Would love to be proved wrong.  
sylabub
sylabub
2 years ago
Then there’s all the empty houses, mostly where people don’t want to live(?) link to fred.stlouisfed.org
StephenB334334
StephenB334334
2 years ago
Reply to  sylabub
That’s gold and proves my point above.
xbizo
xbizo
2 years ago
Reply to  sylabub
With a sever lack of knowledge, I will attribute this to ‘escape from the city’, where the housing stock is old, dilapidated and neighborhoods unsafe.
xbizo
xbizo
2 years ago
I think there are two elements that you could investigate and add to this conversation, Mish.  First is the cost to build.  1959 market and government requirements are quite different from today, killing the low end of the market.  In 1959, you could build and house a family in a 1200 square foot house and just the basics in plumbing, heat and electrical.  Minimal code requirements, environmental mitigations, inspections, etc.  You build a hundred houses in months.  Now you’re be lucky to build a hundred houses in years.  Cadillac tastes for beer budgets.
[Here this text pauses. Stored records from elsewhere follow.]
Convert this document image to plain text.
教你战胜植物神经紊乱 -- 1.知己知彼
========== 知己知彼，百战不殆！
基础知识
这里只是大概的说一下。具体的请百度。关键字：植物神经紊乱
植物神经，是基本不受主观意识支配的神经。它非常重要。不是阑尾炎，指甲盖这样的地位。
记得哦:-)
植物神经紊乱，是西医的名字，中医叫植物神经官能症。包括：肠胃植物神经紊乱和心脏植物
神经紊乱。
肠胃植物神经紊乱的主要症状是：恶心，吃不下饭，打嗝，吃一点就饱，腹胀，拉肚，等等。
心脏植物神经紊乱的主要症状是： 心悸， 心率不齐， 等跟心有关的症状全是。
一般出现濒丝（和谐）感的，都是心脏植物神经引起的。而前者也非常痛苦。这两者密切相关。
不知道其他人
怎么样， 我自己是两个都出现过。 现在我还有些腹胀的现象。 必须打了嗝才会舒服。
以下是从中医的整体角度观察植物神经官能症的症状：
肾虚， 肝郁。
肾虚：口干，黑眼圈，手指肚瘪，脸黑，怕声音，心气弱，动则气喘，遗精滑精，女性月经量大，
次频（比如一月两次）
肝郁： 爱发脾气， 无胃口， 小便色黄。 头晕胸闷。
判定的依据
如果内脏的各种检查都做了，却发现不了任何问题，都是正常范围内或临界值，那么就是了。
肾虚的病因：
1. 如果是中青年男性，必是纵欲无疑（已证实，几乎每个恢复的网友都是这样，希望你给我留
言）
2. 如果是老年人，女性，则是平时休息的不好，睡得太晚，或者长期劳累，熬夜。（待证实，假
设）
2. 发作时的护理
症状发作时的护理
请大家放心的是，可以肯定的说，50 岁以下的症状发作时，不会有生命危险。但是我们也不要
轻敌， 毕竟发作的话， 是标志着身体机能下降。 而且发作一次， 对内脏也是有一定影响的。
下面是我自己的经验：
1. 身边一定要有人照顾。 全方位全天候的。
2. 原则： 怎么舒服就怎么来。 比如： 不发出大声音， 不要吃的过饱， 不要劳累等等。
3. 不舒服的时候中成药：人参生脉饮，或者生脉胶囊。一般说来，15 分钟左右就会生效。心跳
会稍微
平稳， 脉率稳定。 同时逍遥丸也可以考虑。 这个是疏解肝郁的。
The other trend is multiple families living in single family homes.  Has been a thing in California for decades, especially for immigrant families which may put four families in a household.
It’s a strange brew – designing and building for the affluent, while the non-affluent adapt to the stock available.
TexasTim65
TexasTim65
2 years ago
Reply to  xbizo
Yeah Florida code especially has really changed in the last few decades. You can’t build those 1200 sq ft match stick homes any more. Everything has to be hurricane rated now and that means the base cost is way higher for better materials. Then add in energy efficiency (have to be insulated) etc.
That’s part of the reason they don’t build so many 1200 sq ft homes anymore. Have to build larger (1700+) for it to make sense.
Eddie_T
Eddie_T
2 years ago
 The rapid price appreciation has created FOMO among young people who want to start a family. They view it as now or never……they’re afraid that in 2 years or 5 years time  they’ll be completely priced out…and cheap mortgage money is definitely an incentive at this present moment.
In reality, the low rates are more important than getting a good deal on price. Over the 30 years, the leverage inherent in a typical FHA 3.5% down mortgage is huge, and given the historical rate of inflation in home prices, even if you pay substantially more than the house is worth, you are very likely to be made whole…if you don’t have trouble meeting the debt service.
The housing market isn’t monolithic either. Changing demographics and people moving to where the jobs are means that some high prices are apt to stay relatively high, even in a correction. I believe that will be the case here. I expect there is at least a temporary shortage here. Prices have moderated slightly here…but I think it’s a breather more than a sign of a top.
TexasTim65
TexasTim65
2 years ago
Reply to  Eddie_T
The hardest part these days for many young people is the need to be mobile to work. There are FAR fewer jobs/careers that let a person remain in the same spot for 10-20 years that is needed for the real gains. Many have to move every 2-5 years either because a promotion requires it or the job goes away and they have to move for another one. Those people are really SOL when it comes to buying homes.
Eddie_T
Eddie_T
2 years ago
Reply to  TexasTim65
They can rent from me, if that helps. But I’m full up again at the moment.    🙂 About time too.
With rents now higher here, and with four mortgages about to be refi-ed at 3.375% for 30 years, I will once again have decent cash flow. The last year has been tough, but it’s getting better now. That isn’t a great rate for an owner-occupied home these days, but for investment property it’s fabulous, the best loan deals I ever made.
davebarnes2
davebarnes2
2 years ago
Any product of the NAR is junk. Pure and simple.